Teachers: How to Help your Students to use Smarthinking’s OWL

Smarthinking’s Online Writing Lab (OWL) is a great resource for students writing at all levels of proficiency in many different disciplines. The OWL supports college-level writing and complements on-campus Writing Centers. If your campus does not have a Writing Center, Smarthinking’s professional writing tutors and resources can help fill the gap, encouraging your students to succeed.

If students sign on early and use the OWL regularly, their writing can develop more fully by the end of a term. Our experience is that the successful way to get students using the OWL is through their professors’ encouragement. We’ve found that when students use the OWL once, they tend to return.

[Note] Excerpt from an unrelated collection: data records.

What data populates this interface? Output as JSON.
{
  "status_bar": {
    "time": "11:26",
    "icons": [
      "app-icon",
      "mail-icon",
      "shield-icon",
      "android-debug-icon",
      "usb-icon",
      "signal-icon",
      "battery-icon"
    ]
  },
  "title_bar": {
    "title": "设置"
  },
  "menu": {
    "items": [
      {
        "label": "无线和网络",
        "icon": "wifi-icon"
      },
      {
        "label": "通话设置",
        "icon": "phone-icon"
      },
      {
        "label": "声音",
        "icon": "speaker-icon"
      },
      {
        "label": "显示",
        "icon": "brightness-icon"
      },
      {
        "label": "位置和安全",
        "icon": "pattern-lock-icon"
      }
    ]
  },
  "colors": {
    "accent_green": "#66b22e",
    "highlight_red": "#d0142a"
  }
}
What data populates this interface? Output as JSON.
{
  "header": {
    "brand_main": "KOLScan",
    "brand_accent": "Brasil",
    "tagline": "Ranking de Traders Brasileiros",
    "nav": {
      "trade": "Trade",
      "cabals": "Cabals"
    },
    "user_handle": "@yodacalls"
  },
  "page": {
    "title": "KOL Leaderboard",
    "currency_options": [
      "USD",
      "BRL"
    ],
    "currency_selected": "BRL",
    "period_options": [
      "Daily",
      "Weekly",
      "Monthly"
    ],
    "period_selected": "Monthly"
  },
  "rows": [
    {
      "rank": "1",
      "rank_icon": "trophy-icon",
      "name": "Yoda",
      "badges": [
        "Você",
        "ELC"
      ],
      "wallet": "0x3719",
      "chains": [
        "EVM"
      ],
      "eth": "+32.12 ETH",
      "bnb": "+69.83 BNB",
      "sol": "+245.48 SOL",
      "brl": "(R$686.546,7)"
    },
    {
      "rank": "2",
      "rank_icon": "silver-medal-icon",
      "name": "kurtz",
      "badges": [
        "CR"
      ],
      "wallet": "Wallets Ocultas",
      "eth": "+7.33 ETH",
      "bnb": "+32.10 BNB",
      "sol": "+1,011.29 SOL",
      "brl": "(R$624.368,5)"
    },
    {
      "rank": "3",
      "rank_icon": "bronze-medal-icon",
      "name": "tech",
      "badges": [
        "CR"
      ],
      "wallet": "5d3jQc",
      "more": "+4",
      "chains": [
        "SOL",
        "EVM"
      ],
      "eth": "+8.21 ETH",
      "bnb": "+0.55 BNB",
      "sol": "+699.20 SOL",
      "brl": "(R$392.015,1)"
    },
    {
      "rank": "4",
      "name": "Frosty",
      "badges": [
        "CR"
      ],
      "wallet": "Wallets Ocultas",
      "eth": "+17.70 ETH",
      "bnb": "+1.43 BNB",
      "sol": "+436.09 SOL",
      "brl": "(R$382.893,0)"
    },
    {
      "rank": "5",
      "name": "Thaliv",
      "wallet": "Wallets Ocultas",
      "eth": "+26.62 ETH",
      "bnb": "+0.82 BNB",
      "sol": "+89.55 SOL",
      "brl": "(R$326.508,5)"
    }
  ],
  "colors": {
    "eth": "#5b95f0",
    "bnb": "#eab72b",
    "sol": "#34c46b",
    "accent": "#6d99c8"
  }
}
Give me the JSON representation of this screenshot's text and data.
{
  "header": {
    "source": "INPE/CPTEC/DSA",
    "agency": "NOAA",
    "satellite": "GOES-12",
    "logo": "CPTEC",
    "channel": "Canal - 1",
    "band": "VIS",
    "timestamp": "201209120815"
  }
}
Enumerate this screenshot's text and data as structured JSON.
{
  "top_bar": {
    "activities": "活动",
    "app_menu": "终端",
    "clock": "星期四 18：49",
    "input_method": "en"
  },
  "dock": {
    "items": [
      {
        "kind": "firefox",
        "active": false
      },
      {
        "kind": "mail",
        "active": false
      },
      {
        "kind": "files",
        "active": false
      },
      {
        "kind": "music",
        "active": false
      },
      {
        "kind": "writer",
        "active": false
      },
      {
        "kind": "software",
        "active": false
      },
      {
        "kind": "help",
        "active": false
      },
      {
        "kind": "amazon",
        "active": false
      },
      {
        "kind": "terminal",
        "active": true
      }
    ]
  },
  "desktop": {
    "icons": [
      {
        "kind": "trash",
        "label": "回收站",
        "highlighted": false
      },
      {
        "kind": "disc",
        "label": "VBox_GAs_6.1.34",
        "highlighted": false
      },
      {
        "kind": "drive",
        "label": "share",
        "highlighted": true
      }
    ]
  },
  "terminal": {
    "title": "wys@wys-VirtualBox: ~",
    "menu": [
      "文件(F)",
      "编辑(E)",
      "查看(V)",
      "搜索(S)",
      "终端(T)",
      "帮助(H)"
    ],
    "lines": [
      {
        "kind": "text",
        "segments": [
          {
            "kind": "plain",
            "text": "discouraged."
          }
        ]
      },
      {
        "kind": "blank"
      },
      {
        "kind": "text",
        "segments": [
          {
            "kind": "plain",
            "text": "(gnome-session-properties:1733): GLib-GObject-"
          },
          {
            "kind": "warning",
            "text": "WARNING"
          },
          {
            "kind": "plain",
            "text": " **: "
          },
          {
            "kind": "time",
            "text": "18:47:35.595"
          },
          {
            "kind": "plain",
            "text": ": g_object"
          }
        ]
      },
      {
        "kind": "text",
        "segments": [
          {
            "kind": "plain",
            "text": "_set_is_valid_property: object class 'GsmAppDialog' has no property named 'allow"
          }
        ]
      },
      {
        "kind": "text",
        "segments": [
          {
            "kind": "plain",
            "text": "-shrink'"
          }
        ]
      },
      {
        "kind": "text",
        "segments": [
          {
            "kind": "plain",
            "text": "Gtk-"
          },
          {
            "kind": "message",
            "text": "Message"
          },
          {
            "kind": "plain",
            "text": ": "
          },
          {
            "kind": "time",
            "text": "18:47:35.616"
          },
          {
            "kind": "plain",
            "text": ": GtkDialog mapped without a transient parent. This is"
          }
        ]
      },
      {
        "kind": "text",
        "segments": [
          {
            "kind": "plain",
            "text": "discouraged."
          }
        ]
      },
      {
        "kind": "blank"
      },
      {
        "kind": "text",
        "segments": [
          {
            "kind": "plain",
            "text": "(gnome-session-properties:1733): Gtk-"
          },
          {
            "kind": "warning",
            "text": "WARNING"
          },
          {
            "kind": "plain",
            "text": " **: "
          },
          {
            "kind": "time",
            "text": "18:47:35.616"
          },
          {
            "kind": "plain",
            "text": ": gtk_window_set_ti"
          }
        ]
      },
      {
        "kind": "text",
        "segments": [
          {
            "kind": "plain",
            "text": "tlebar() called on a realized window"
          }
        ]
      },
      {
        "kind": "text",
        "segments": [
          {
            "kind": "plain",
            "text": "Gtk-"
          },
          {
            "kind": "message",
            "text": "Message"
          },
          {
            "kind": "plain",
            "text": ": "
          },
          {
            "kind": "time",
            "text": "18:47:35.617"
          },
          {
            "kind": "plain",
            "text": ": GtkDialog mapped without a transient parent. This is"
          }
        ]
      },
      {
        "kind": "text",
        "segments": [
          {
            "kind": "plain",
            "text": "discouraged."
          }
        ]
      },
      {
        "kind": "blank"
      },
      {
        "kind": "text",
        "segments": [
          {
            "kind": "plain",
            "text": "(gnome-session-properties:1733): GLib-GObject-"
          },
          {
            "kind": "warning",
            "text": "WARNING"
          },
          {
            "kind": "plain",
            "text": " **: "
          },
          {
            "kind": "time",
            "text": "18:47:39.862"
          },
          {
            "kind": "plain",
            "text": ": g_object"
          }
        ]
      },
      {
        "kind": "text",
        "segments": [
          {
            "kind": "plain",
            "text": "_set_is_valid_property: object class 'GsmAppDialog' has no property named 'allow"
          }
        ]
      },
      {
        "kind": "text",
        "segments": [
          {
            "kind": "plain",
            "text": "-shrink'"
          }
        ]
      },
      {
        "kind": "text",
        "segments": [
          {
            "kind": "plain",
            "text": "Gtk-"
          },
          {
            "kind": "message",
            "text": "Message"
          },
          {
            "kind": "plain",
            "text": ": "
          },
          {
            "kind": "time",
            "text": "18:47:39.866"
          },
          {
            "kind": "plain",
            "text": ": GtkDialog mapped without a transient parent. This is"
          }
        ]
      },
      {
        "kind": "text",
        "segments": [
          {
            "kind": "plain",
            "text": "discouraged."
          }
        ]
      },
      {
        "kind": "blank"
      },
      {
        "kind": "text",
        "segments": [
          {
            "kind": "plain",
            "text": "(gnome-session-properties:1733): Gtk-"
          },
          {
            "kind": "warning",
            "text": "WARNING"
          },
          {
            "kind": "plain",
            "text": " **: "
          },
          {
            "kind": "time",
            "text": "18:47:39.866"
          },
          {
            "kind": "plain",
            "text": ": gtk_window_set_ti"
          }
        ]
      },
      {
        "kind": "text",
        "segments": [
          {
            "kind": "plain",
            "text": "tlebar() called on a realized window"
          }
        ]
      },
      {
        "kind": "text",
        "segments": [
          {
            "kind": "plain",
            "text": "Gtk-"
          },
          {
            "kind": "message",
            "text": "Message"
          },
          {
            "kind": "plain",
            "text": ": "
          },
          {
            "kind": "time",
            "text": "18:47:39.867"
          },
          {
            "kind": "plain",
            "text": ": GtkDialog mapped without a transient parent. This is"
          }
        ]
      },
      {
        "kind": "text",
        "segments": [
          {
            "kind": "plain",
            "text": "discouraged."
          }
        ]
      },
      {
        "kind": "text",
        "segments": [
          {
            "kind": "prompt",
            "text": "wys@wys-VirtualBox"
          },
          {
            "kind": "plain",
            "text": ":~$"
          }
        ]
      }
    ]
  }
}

The OWL offers four basic types of service:

Essay Center

The “Essay Center,” an asynchronous service, allows students to send an essay draft to e-structors for response. E-structors do not edit, proofread, or “fix” papers. Instead, they coach writers, providing responses that probe, question, and encourage students to strengthen their drafts. Students can access the “Essay Center” from their Smarthinking home pages by clicking “Submit Your Writing.” They fill in required course and assignment information, and select the kinds of help they want; then they attach their papers to the submission form. Returned papers go to the student’s home page Inboxes for review and archiving. In their responses, tutors emphasize “higher order concerns” such as ideas, content development, focus, and organization. Second, as appropriate, tutors address one or two significant “lower order concerns,” such as sentence structure, mechanics, or punctuation. Often, tutors will model a sentence-level correction that will enable the student to find and correct a similar pattern of problems throughout the essay. If a student has visited the OWL before his/her “writer’s history” is available to e-structors, enabling the tutors to create a more contexualized response.

Live Writing

Live Writing is a synchronous service that allows students to work one-to-one in “real time” with e-structors. In this modality, students can ask e-structors for assistance in developing an idea, a thesis, content, organizing concepts, assistance with phrase, sentence and paragraph-level issues such as punctuation, run-on or fragmented sentences, and phrasing. Students and e-structors work on a “whiteboard,” (which resembles a chalkboard). Ideally, the tutorials become study aids for developing student writing. Students can access the “Live Writing Center” from their Smarthinking home pages by selecting the “writing” designation from the toolbar below the “Connect with an E-structor Now” icon. Directly after the tutorial is completed, students can print the whiteboard interaction. After e-structors have “posted processed” tutorials, a copy will be archived in the student’s home page Inboxes for future review.

Asynchronous Help Center

The “Asynchronous Help Center” enables students to submit questions to e-structors by “mailing” them. From their home page, students can send a question, by selecting the appropriate subject from the pull-down menu beneath the “Submit a Question” icon. E-structors will respond usually with 24 hours. Students can return to their home pages and review e-structors’ comments. Their questions and answers will be stored for review and archiving in their home page Inboxes.

Student Writer’s Handbooks

Finally, the OWL offers students unlimited access to its “Student Writer’s Handbook,” a series of interactive learning modeules focused on the writing process (e.g., Purpose, Audience, Process, Style, and Grammar). A second handbook, the “ESL Writer’s Handbook,” includes modules especially written for ESL students: Sentence-level Problems and Writing in American Colleges.

Here are some suggestions for integrating the OWL’s services into your classes:

  • Schedule time at the end of a class to go to the computer lab and walk your students through a live tutorial session. Students can create an account, orient themselves to the site, and see which areas are most relevant to your course.
  • Remind students about Smarthinking at the end of a class period, and give extra encouragement to those students who are unhappy with their status after midterms. You can even monitor their extra efforts to improve grades by requesting to see the work they are doing with our e-structors.
  • Encourage students with failing grades to visit Smarthinking e-structors and bring in a copy of their interactions. This can help botht he student and the instructor to understand better the areas in which the student needs extra attention.
  • Reward students who write more than one draft for an upcoming writing assignment by giving extra credit to those students who submit their first draft to the OWL. On-campus students might attach e-structor comments with their first draft when turning in the final draft, and online students might email the document to you as an attachment.
  • Build use of Smarthinking’s service into your syllabus.
  • Tell students that they can receive live help with grammar questions in our “Grammar Center,” or get started on an essay in our “Brainstorming Center.” Students who are stumped on how to being assignments such as their humanities papers or journalism stories can find direction by working synchronously with an e-structor.
  • Dispel the notion that Smarthinking’s OWL is only for students having trouble with course material. All students need learning support at one time or another, and writing tutorials can help them to see their writing as a dialogue taking place with real readers, responding individually to their work.